Читаем Орельен полностью

Орельен не поверил своим ушам. Неужели она действительно произнесла эти слова? Он взглянул на нее. Увидел глаза, черные, чуть с косинкой, чуть выпуклые. Странные глаза. Только было ли что-нибудь в этом взоре? Орельен хотел ответить, что нет, не огорчила, но не мог, Впервые в жизни он испытывал такую робость перед женщиной, да и не перед женщиной даже, а перед девчонкой. Воцарилось длительное молчание. Все остальные ушли танцевать. У столика сидели только они двое. Внезапно Береника заметила, что кроме них — никого нет, и сконфузилась.

— Пойдем потанцуем? — предложила она.

Орельен улыбнулся какой-то грустной улыбкой и стесненно повел плечами.

Они пошли танцевать.

Но все уже стало по-иному. Совсем не так, как было. Обязательные условности танца, того самого танца, которого они оба только что так боялись, как стеной отгородили их друг от друга. Эта условная полублизость лишь отдаляла их друг от друга. Они не разговаривали, боясь, что слова еще сильнее, чем движения танго, разъединят их. Столкнувшись по ходу танца с Мэри, которая теперь танцевала с Эдмоном, они улыбнулись ей, окончательно смущенные.

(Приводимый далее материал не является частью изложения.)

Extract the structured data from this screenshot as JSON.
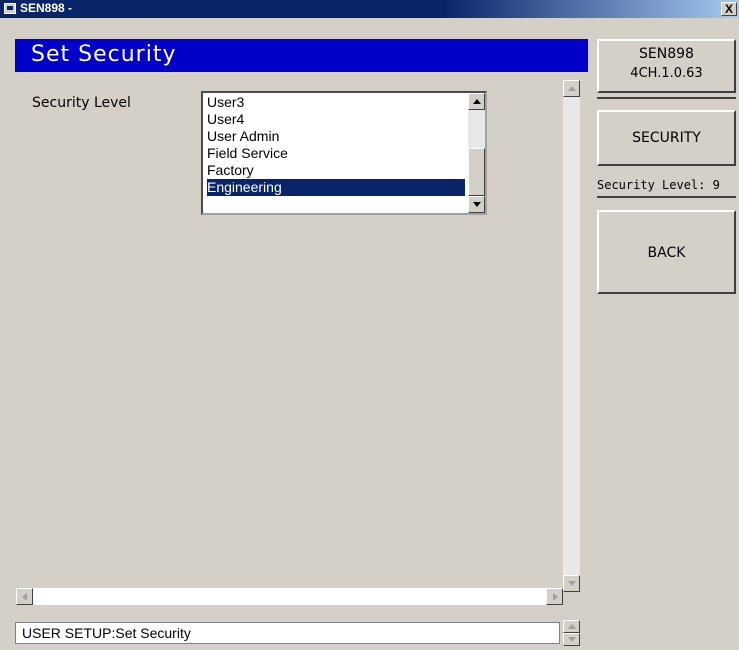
{
  "window": {
    "title": "SEN898 -",
    "close_label": "X"
  },
  "header": {
    "title": "Set Security"
  },
  "main": {
    "security_label": "Security Level",
    "security_list": {
      "items": [
        "User3",
        "User4",
        "User Admin",
        "Field Service",
        "Factory",
        "Engineering"
      ],
      "selected": "Engineering"
    }
  },
  "sidebar": {
    "version_line1": "SEN898",
    "version_line2": "4CH.1.0.63",
    "security_button": "SECURITY",
    "security_level_text": "Security Level: 9",
    "back_button": "BACK"
  },
  "status_bar": {
    "text": "USER SETUP:Set Security"
  },
  "colors": {
    "title_bar": "#0a246a",
    "header_bar": "#0000c8",
    "panel": "#d4d0c8",
    "selection": "#0a246a"
  }
}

— Вот если бы вы, дорогой, танцевали, как Лертилуа, — вздохнула госпожа де Персеваль. — В танго вы никогда не блистали.

Уязвленный в своем самолюбии, Эдмон начал выделывать фигуры, которым научился еще до войны у Митчина.

— Эге-ге! — воскликнула Мэри. — Это еще что за номера! Я вам не бабушка. Не правда ли, у мадам Морель такой вид, словно она провела целую жизнь в объятиях?

И действительно, Береника становилась в танце послушной, она повиновалась легчайшему движению партнера. Так естественно сливалась с ритмом, что, казалось, она и есть сама музыка. Орельен испугался, что танцует недостаточно хорошо для нее. И сказал ей об этом. Береника молча прикрыла глаза. Тогда-то, склонившись над ней, он впервые ее увидел. По лицу ее блуждала улыбка, мечтательная, неуловимая, нереальная улыбка, отвечающая каким-то внутренним мыслям. Все, что казалось в ее чертах негармоничным, неслитным, исчезало, становилось единством, гармонией. Отдаваясь ритму мелодии, замирая в объятиях партнера, она наконец обрела свой настоящий облик, с детским припухлым ртом, и выражение у нее было — как бы сказать точнее? — счастливой муки. Орельен твердил про себя, что еще ни разу не видел этой женщины такой, какой она предстала перед ним сейчас. И понял, что именно скрывало от всех подлинное лицо Береники. Ее глаза! Опуская веки, она становилась беззащитной, она невольно показывала себя людям такой, какая есть. Но вот глаза открылись, они словно стали еще чернее и еще больше походили на глаза лани; таких глаз Орельен у нее еще не видел.

Когда после танго Орельен склонился перед своей дамой, как будто они танцевали где-нибудь в семейном доме, со словами: «Благодарю вас», — Береника поднесла руку к сердцу. Она побледнела. Быстро опустилась на стул и стала глядеться в зеркало, собираясь попудриться. Орельен понял, что все это делается для того, чтобы скрыть волнение. Он было обратился к ней. Но она сказала очень тихо и очень быстро:

— Оставьте меня, прошу вас, оставьте меня…

Ей, видимо, стало нехорошо. Грудь судорожно вздымалась, лицо она отворачивала.

— Что с вами? — спросил Орельен.

Береника слегка отодвинула его локтем:

— На нас смотрят.

Барбентан подвел к их столику, сквозь строй танцоров, своего знакомого, которому он перед номером Томми делал знаки, — Замора, художник Замора, известный художник. Поль Дени был знаком с Замора, они были родного направления, невзирая на разницу лет, — художнику уже давно стукнуло пятьдесят. Это был маленький, пузатый человечек, с умным лицом, очень смуглый, как и подобает испанцу, с серебряными висками, гладко выбритый, удивительно подвижный при такой толщине, и с немыслимо крохотными ножками. Он считал себя соперником Пикассо и, в надежде превзойти последнего, перекинулся к дадаистам. Человек злобный и чудаковатый, он находил все чужие творения безобразными, мог поддакивать любому мещанину ради удовольствия бросить острое словцо, писал метафизические картины, составляя их из корсетных спиц, но в глубине души любил только хорошеньких женщин, живопись Ла Гандара, роскошную жизнь и маленьких собачек. Он сидел за столиком на противоположном конце зала в обществе двух русских княгинь и американки. Почему же не двинуться еще куда-нибудь? У него на примете есть как раз один кабачок.